A study was therefore required to evaluate their effects.

Betancor said: “Our new study will test these novel oils as sources of omega-3 in feeds for farmed Atlantic salmon, focusing on their impacts on fish health.

“The study will also define the influence of the novel dietary oils on the detailed biochemical and molecular mechanisms underpinning fish health, and assess and validate the potential of these new oils for use in salmon farming.”

All three oils being tested contain DHA and EPA and were developed specifically for the aquaculture industry.

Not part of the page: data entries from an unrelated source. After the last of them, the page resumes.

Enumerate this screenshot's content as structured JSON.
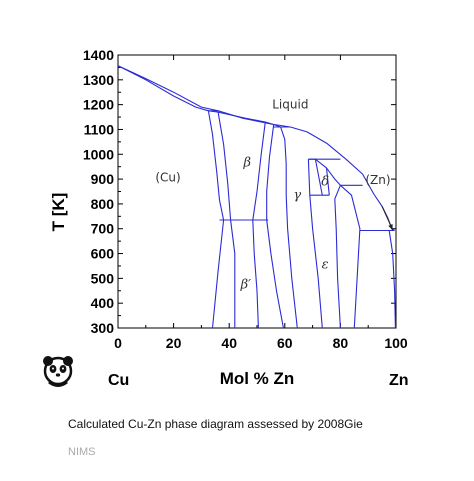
{
  "chart_data": {
    "type": "phase-diagram",
    "xlabel": "Mol % Zn",
    "ylabel": "T [K]",
    "xlim": [
      0,
      100
    ],
    "ylim": [
      300,
      1400
    ],
    "x_ticks": [
      0,
      20,
      40,
      60,
      80,
      100
    ],
    "y_ticks": [
      300,
      400,
      500,
      600,
      700,
      800,
      900,
      1000,
      1100,
      1200,
      1300,
      1400
    ],
    "grid": false,
    "left_component": "Cu",
    "right_component": "Zn",
    "phase_labels": [
      {
        "text": "Liquid",
        "x": 62,
        "y": 1185
      },
      {
        "text": "(Cu)",
        "x": 18,
        "y": 890
      },
      {
        "text": "β",
        "x": 46.5,
        "y": 950
      },
      {
        "text": "γ",
        "x": 64.5,
        "y": 820
      },
      {
        "text": "δ",
        "x": 74.5,
        "y": 875
      },
      {
        "text": "(Zn)",
        "x": 93.5,
        "y": 880
      },
      {
        "text": "β′",
        "x": 46,
        "y": 460
      },
      {
        "text": "ε",
        "x": 74.5,
        "y": 540
      }
    ],
    "boundaries": [
      {
        "name": "liquidus",
        "points": [
          [
            0,
            1357
          ],
          [
            10,
            1305
          ],
          [
            20,
            1250
          ],
          [
            30,
            1190
          ],
          [
            36,
            1175
          ],
          [
            45,
            1145
          ],
          [
            55,
            1122
          ],
          [
            62,
            1110
          ],
          [
            68,
            1090
          ],
          [
            75,
            1045
          ],
          [
            82,
            980
          ],
          [
            88,
            920
          ],
          [
            92,
            840
          ],
          [
            95,
            790
          ],
          [
            97,
            745
          ],
          [
            98.5,
            700
          ],
          [
            99.5,
            693
          ]
        ]
      },
      {
        "name": "solidus-cu",
        "points": [
          [
            0,
            1357
          ],
          [
            10,
            1300
          ],
          [
            20,
            1235
          ],
          [
            28,
            1190
          ],
          [
            32.5,
            1175
          ]
        ]
      },
      {
        "name": "solidus-cu-beta",
        "points": [
          [
            32.5,
            1175
          ],
          [
            36,
            1170
          ],
          [
            40,
            1160
          ],
          [
            46,
            1145
          ],
          [
            53,
            1130
          ],
          [
            56,
            1120
          ],
          [
            58.5,
            1110
          ]
        ]
      },
      {
        "name": "cu-solvus",
        "points": [
          [
            32.5,
            1175
          ],
          [
            34,
            1080
          ],
          [
            35.5,
            930
          ],
          [
            36.5,
            815
          ],
          [
            38,
            735
          ],
          [
            36,
            530
          ],
          [
            34,
            300
          ]
        ]
      },
      {
        "name": "beta-left",
        "points": [
          [
            36,
            1170
          ],
          [
            38,
            1040
          ],
          [
            39.5,
            880
          ],
          [
            40.5,
            735
          ],
          [
            42,
            600
          ],
          [
            42,
            300
          ]
        ]
      },
      {
        "name": "beta-right",
        "points": [
          [
            53,
            1130
          ],
          [
            51.5,
            1000
          ],
          [
            50,
            850
          ],
          [
            48.5,
            735
          ],
          [
            49,
            600
          ],
          [
            50,
            450
          ],
          [
            50.5,
            300
          ]
        ]
      },
      {
        "name": "gamma-left",
        "points": [
          [
            56,
            1120
          ],
          [
            54.5,
            990
          ],
          [
            53.5,
            850
          ],
          [
            53.5,
            735
          ],
          [
            55,
            600
          ],
          [
            57,
            450
          ],
          [
            59.5,
            300
          ]
        ]
      },
      {
        "name": "gamma-beta-right",
        "points": [
          [
            58.5,
            1110
          ],
          [
            60,
            1060
          ],
          [
            60.5,
            960
          ],
          [
            60.5,
            835
          ],
          [
            61,
            700
          ],
          [
            62.5,
            500
          ],
          [
            64.5,
            300
          ]
        ]
      },
      {
        "name": "gamma-right",
        "points": [
          [
            68.5,
            980
          ],
          [
            69,
            835
          ],
          [
            70,
            700
          ],
          [
            72,
            500
          ],
          [
            73.5,
            300
          ]
        ]
      },
      {
        "name": "delta-left",
        "points": [
          [
            68.5,
            980
          ],
          [
            71,
            980
          ],
          [
            73.5,
            835
          ]
        ]
      },
      {
        "name": "delta-epsilon",
        "points": [
          [
            71,
            980
          ],
          [
            75,
            945
          ],
          [
            78,
            900
          ],
          [
            80,
            875
          ]
        ]
      },
      {
        "name": "epsilon-left",
        "points": [
          [
            75,
            945
          ],
          [
            76,
            835
          ]
        ]
      },
      {
        "name": "epsilon-right",
        "points": [
          [
            80,
            875
          ],
          [
            84,
            835
          ],
          [
            87,
            700
          ],
          [
            86,
            500
          ],
          [
            85,
            300
          ]
        ]
      },
      {
        "name": "epsilon-liquid",
        "points": [
          [
            80,
            875
          ],
          [
            78,
            820
          ],
          [
            78.5,
            700
          ],
          [
            79,
            500
          ],
          [
            80,
            300
          ]
        ]
      },
      {
        "name": "zn-solvus",
        "points": [
          [
            97.5,
            695
          ],
          [
            98.8,
            600
          ],
          [
            99.5,
            450
          ],
          [
            99.8,
            300
          ]
        ]
      },
      {
        "name": "isotherm-1175",
        "points": [
          [
            32.5,
            1175
          ],
          [
            36,
            1175
          ]
        ]
      },
      {
        "name": "isotherm-1110",
        "points": [
          [
            56,
            1110
          ],
          [
            62,
            1110
          ]
        ]
      },
      {
        "name": "isotherm-980",
        "points": [
          [
            68.5,
            980
          ],
          [
            80,
            980
          ]
        ]
      },
      {
        "name": "isotherm-875",
        "points": [
          [
            80,
            875
          ],
          [
            88,
            875
          ]
        ]
      },
      {
        "name": "isotherm-835",
        "points": [
          [
            69,
            835
          ],
          [
            76,
            835
          ]
        ]
      },
      {
        "name": "isotherm-735",
        "points": [
          [
            36.5,
            735
          ],
          [
            54,
            735
          ]
        ]
      },
      {
        "name": "isotherm-693",
        "points": [
          [
            87,
            693
          ],
          [
            99.5,
            693
          ]
        ]
      }
    ],
    "arrow": {
      "from": [
        95,
        790
      ],
      "to": [
        98.8,
        695
      ]
    }
  },
  "caption": "Calculated Cu-Zn phase diagram assessed by 2008Gie",
  "source": "NIMS",
  "colors": {
    "boundary": "#2b2bd6",
    "axis": "#000000"
  },
  "logo": {
    "icon": "panda-icon"
  }
}
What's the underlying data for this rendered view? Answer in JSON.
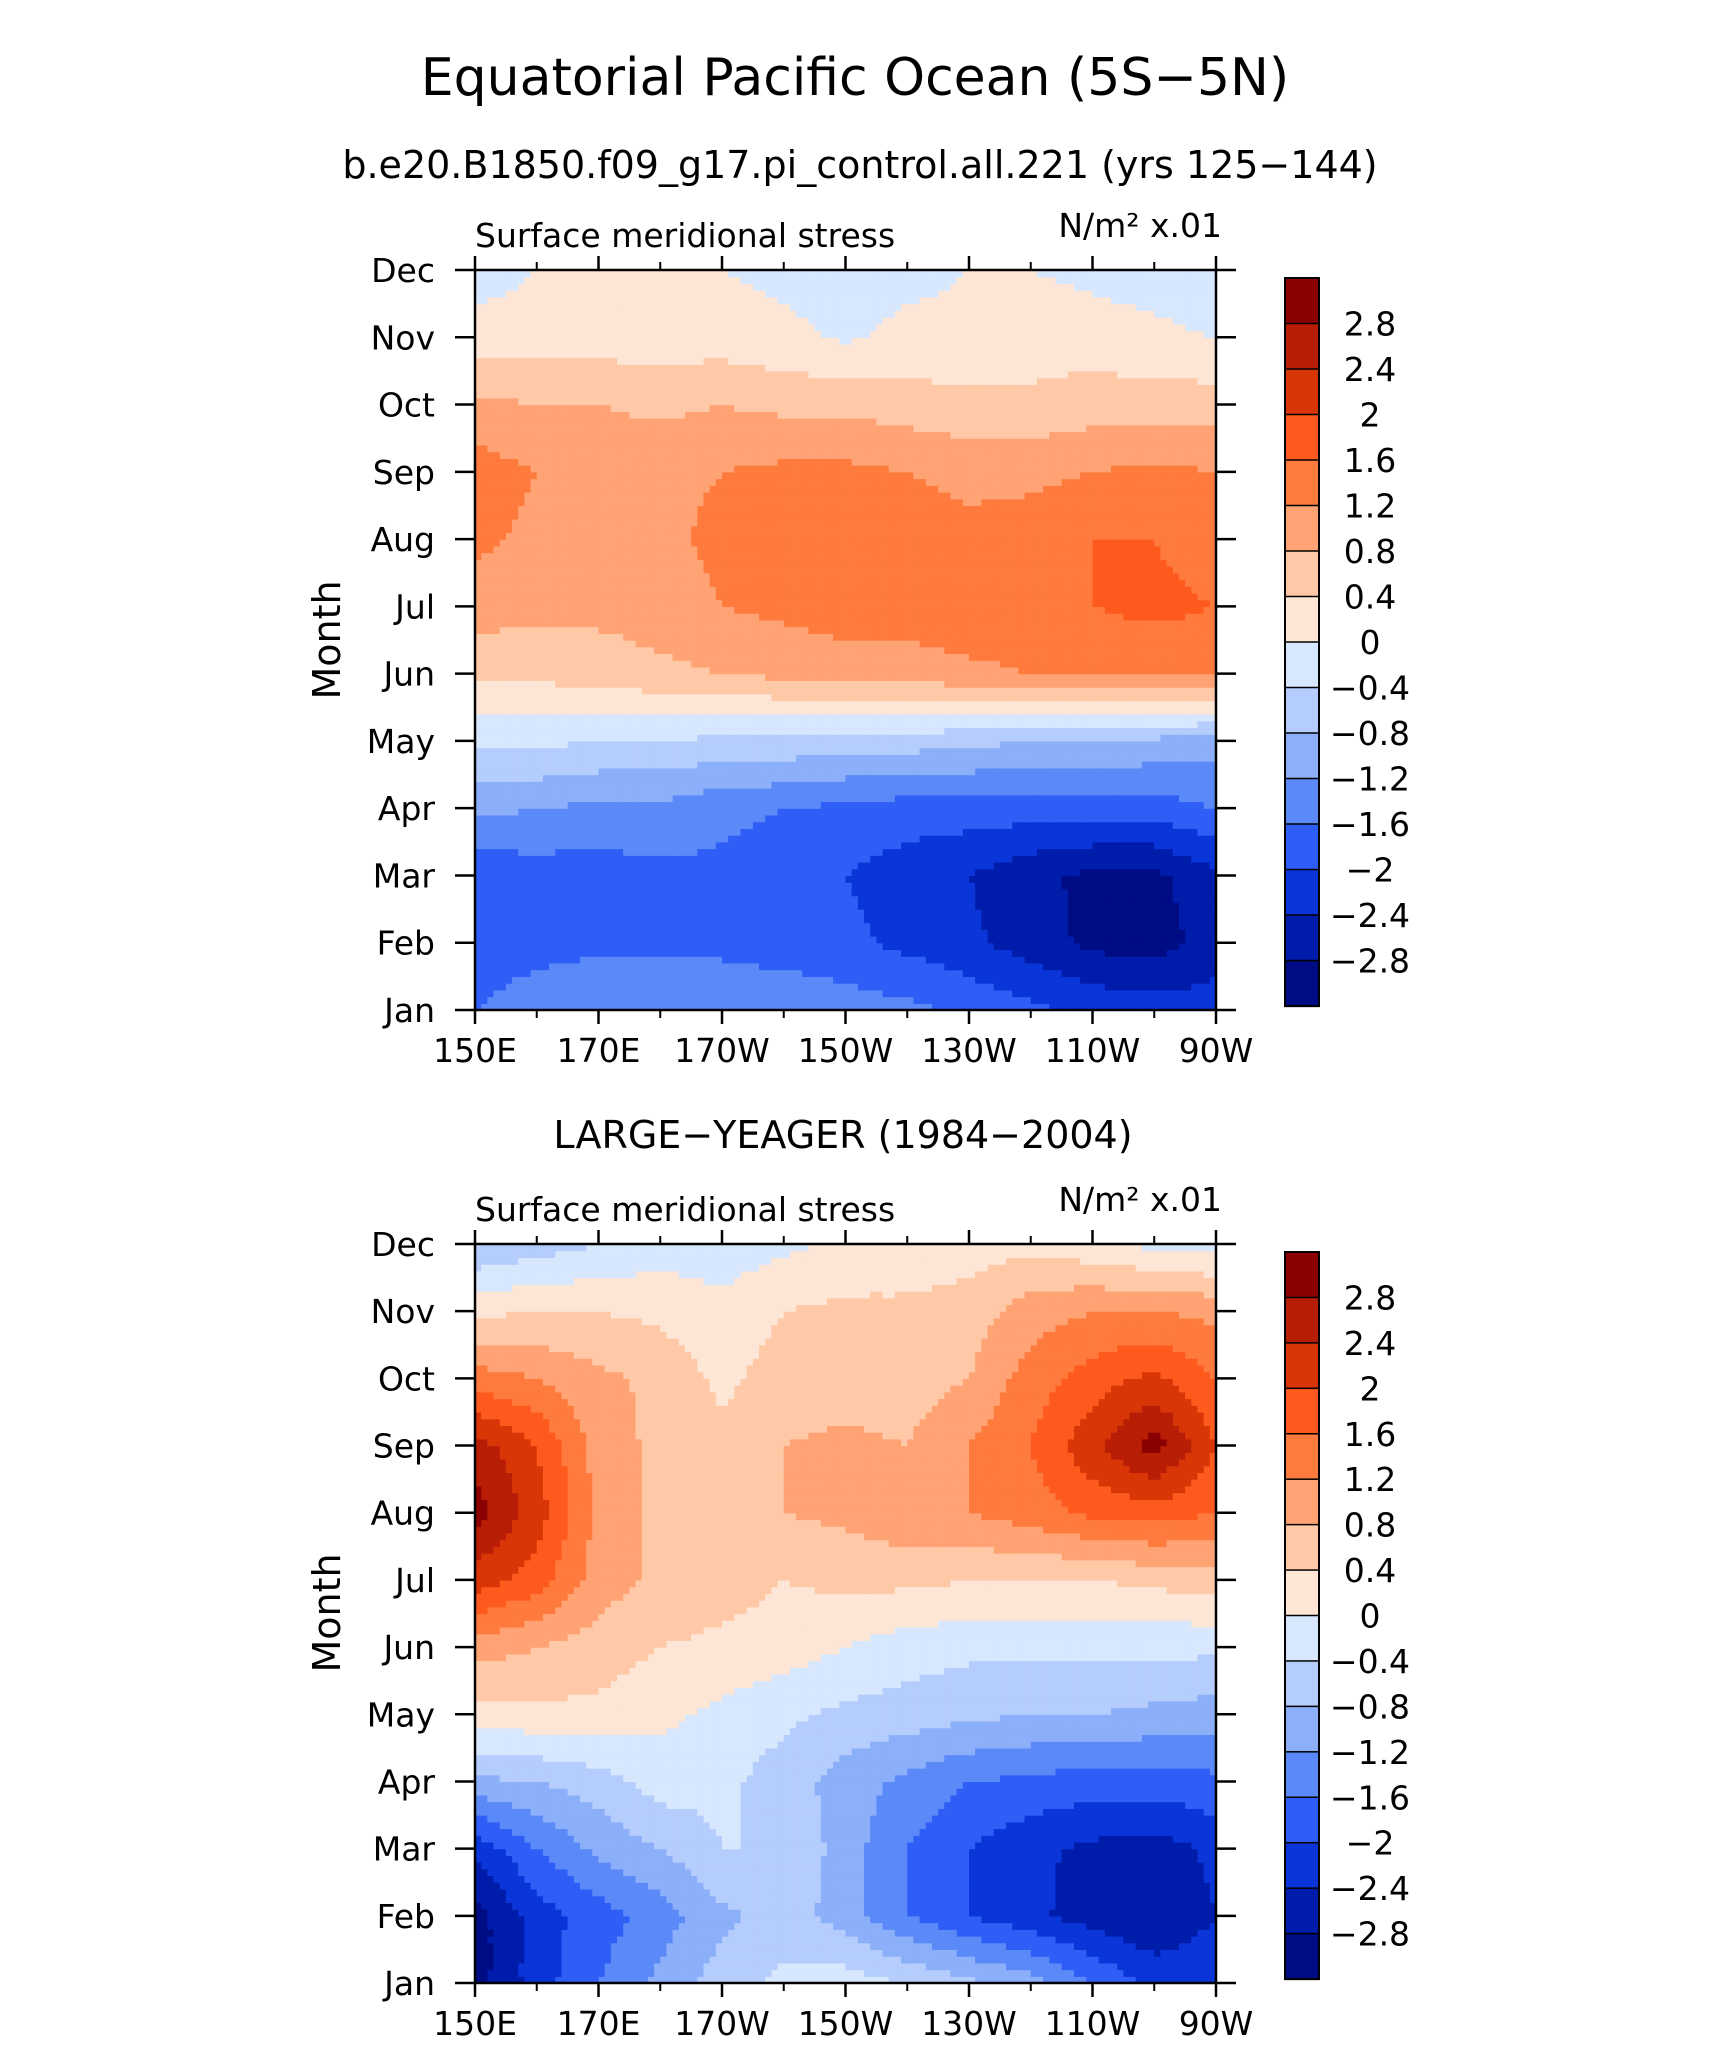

Jonathan Napier: Project is the
Jonathan Napier: Project is the "perfect opportunity" to demonstrate GM camelina potential.

‘Impact potential’

“This collaborative project is the perfect opportunity to demonstrate the impact potential of our novel plant-based omega-3 technology,” said Rothamsted’s Napier, who is an honorary professor at the IoA.

The study is funded by the Biotechnology and Biological Sciences Research Council (BBSRC), and both feed manufacturer BioMar and the Scottish Aquaculture Innovation Centre (SAIC) are providing support.

The fish will be grown from 20g to 500g in tanks at the IoA and will not enter the food chain.

Grown to 4kg

The study follows on from larger-scale trial started in August last year in which salmon were fed a diet that included oil from Rothamsted’s GM camelina.

The fish were grown successfully from 200g to 4kg in net pens on a Scottish farm. Betancor monitored the health of the fish during the trial, measuring weight and growth and also looking at tissue and molecular samples to compare the results of fish fed the new feed to salmon fed a usual diet.

The GM feed trials are being carried out with research licences. Salmon farmers are not currently allowed to feed GM products to their fish in Scotland but can use algal oil. Chile and North America are likely to be the first markets for GM feed.